Time Complexity: O(n), where n is the length of the string. We iterate through the string once.

Space Complexity: O(1). We only use a few variables to store the counts and the maximum score.

Code Implementation (Python)

class Solution:
    def maxScore(self, s: str) -> int:
        l, r = 0, s.count("1")  # Count of 1s initially in right substring
        ans = 0
        for x in s[:-1]:          #Iterate till second last character
            l += int(x) ^ 1       #Add 1 if 0, 0 if 1 (XOR trick)
            r -= int(x)           #Subtract 1 if 1, 0 if 0
            ans = max(ans, l + r)  #Update max score
        return ans

The Python code uses a bitwise XOR trick (int(x) ^ 1) to concisely check if the character is '0' (resulting in 1) or '1' (resulting in 0). This avoids using an if-else statement.

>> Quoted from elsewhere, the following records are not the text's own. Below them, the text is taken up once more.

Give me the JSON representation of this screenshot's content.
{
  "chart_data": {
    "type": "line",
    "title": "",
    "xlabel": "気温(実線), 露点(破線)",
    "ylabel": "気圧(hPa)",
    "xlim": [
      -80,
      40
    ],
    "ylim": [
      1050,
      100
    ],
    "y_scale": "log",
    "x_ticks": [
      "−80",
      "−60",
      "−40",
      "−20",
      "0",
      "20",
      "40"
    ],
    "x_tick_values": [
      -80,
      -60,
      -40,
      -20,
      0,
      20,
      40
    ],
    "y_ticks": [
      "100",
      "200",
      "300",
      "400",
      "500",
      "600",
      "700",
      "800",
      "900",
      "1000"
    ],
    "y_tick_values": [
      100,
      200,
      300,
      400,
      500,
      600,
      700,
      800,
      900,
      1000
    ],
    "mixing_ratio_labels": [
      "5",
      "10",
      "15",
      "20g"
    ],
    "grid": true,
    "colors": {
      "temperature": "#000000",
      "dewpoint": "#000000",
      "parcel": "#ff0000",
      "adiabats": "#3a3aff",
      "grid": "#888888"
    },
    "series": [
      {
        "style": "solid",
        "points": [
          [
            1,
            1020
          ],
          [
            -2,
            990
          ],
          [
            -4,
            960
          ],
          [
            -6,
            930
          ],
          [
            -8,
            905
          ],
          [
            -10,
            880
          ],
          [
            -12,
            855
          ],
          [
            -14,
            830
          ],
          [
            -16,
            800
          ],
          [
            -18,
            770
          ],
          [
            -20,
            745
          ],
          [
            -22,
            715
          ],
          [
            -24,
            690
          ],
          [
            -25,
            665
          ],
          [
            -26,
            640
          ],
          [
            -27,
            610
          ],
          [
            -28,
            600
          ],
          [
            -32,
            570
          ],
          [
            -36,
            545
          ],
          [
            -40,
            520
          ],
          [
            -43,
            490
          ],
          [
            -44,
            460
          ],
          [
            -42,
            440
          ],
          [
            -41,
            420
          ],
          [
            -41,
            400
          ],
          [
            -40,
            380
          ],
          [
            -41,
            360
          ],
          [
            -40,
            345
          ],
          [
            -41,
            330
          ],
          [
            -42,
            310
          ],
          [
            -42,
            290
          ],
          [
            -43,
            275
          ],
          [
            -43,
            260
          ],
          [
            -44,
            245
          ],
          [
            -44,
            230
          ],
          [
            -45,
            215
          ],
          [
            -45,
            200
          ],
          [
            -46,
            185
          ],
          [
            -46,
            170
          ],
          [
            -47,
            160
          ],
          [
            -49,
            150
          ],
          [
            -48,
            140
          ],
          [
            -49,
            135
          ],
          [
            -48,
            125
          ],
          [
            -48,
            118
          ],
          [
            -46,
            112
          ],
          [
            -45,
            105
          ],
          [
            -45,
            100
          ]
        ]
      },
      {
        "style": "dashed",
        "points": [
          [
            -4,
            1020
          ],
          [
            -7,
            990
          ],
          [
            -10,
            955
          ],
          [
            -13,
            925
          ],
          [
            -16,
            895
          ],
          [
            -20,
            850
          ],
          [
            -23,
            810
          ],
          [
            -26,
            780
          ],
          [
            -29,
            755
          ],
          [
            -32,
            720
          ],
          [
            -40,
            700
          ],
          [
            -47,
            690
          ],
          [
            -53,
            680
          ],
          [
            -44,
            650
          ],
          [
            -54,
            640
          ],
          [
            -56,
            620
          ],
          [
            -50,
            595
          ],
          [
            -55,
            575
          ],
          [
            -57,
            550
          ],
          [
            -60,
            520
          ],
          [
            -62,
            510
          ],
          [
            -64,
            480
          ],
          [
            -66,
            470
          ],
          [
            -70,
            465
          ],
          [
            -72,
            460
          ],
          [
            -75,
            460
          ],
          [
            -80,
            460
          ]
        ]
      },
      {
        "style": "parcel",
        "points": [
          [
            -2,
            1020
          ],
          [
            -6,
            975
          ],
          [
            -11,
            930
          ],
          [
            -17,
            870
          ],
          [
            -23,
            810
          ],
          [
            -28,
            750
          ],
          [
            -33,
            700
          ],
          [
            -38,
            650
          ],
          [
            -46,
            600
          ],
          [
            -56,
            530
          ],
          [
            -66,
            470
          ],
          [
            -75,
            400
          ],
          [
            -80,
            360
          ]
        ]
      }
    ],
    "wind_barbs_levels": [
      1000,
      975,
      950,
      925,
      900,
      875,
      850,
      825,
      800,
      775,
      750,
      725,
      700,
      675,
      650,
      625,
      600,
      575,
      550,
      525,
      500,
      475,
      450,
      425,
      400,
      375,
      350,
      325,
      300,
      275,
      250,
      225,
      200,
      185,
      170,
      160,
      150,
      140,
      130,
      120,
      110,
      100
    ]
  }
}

Code Implementation (Other Languages)

The logic remains the same across different languages, mainly differing in syntax:

Java:

class Solution {
    public int maxScore(String s) {
        int l = 0, r = 0;
        for (char c : s.toCharArray()) {
            if (c == '1') r++;
        }
        int ans = 0;
        for (int i = 0; i < s.length() - 1; ++i) {
            if (s.charAt(i) == '0') l++;
            else r--;
            ans = Math.max(ans, l + r);
        }
        return ans;
    }
}

C++:

class Solution {
public:
    int maxScore(string s) {
        int l = 0, r = 0;
        for (char c : s) {
            if (c == '1') r++;
        }
        int ans = 0;
        for (int i = 0; i < s.length() - 1; ++i) {
            if (s[i] == '0') l++;
            else r--;
            ans = max(ans, l + r);
        }
        return ans;
    }
};

Similar implementations can be done in other languages like C#, JavaScript, Go, etc., following the same algorithmic approach. The key is efficiently managing the counts of 0s in the left and 1s in the right substring during a single pass.